He laughed. "I am not even a Perseus," he said, "for the tide though coming in is not yet dangerous enough to be likened to the sea-monster, though you might very well pass for Andromeda."
Ellaline blushed and rose to her feet, adjusting a wrap round her shoulders. "I do not know," she said with dignity, "what I have done to encourage such a comparison."
John Beveridge saw he had slipped. This time there was not even a stinging bush to cling to.
"You are beautiful, that is all I meant," he said apologetically.
"Is it worth while saying such commonplace things?" she said a little mollified.
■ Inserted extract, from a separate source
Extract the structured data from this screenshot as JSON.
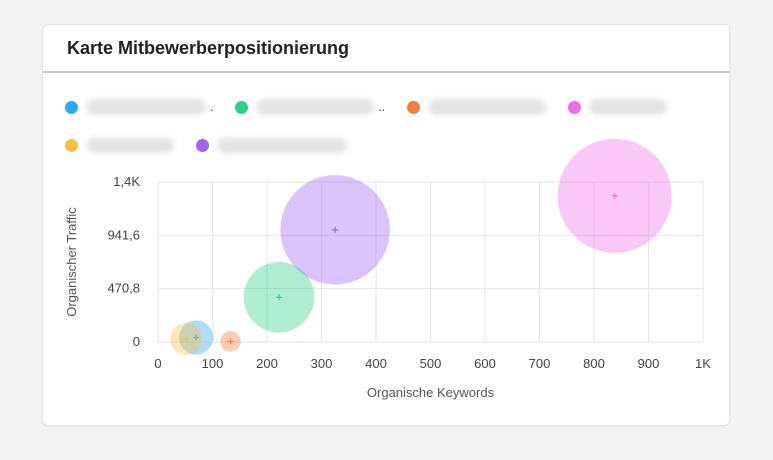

It was an ambiguous remark. From her it could only mean that he had been guilty of compliment.
"I am very sorry. A thousand pardons. But, pray, do not let me drive you away. You seemed so happy here. I will go back." He made a half turn.
"Yes, I was happy," she said simply. "In my foolish little way I thought I had discovered this spot—as if anything so beautiful could have escaped the attention of those who have been near it all their lives."
Her words caused him a sudden pang of anxious jealousy. Must they not be true of herself?
"And you, too, seemed to have discovered it," she went on. "Doubtless you know all the coast well, for you were here before me. Do you know," she said, looking up at his face with her candid gray eyes, "this is the first time in my life I have seen the sea, so you must not laugh if I seem ignorant, but oh! how I love to lie and hear it roar, tossing its mane like some great wild animal that I have tamed and that will not harm me."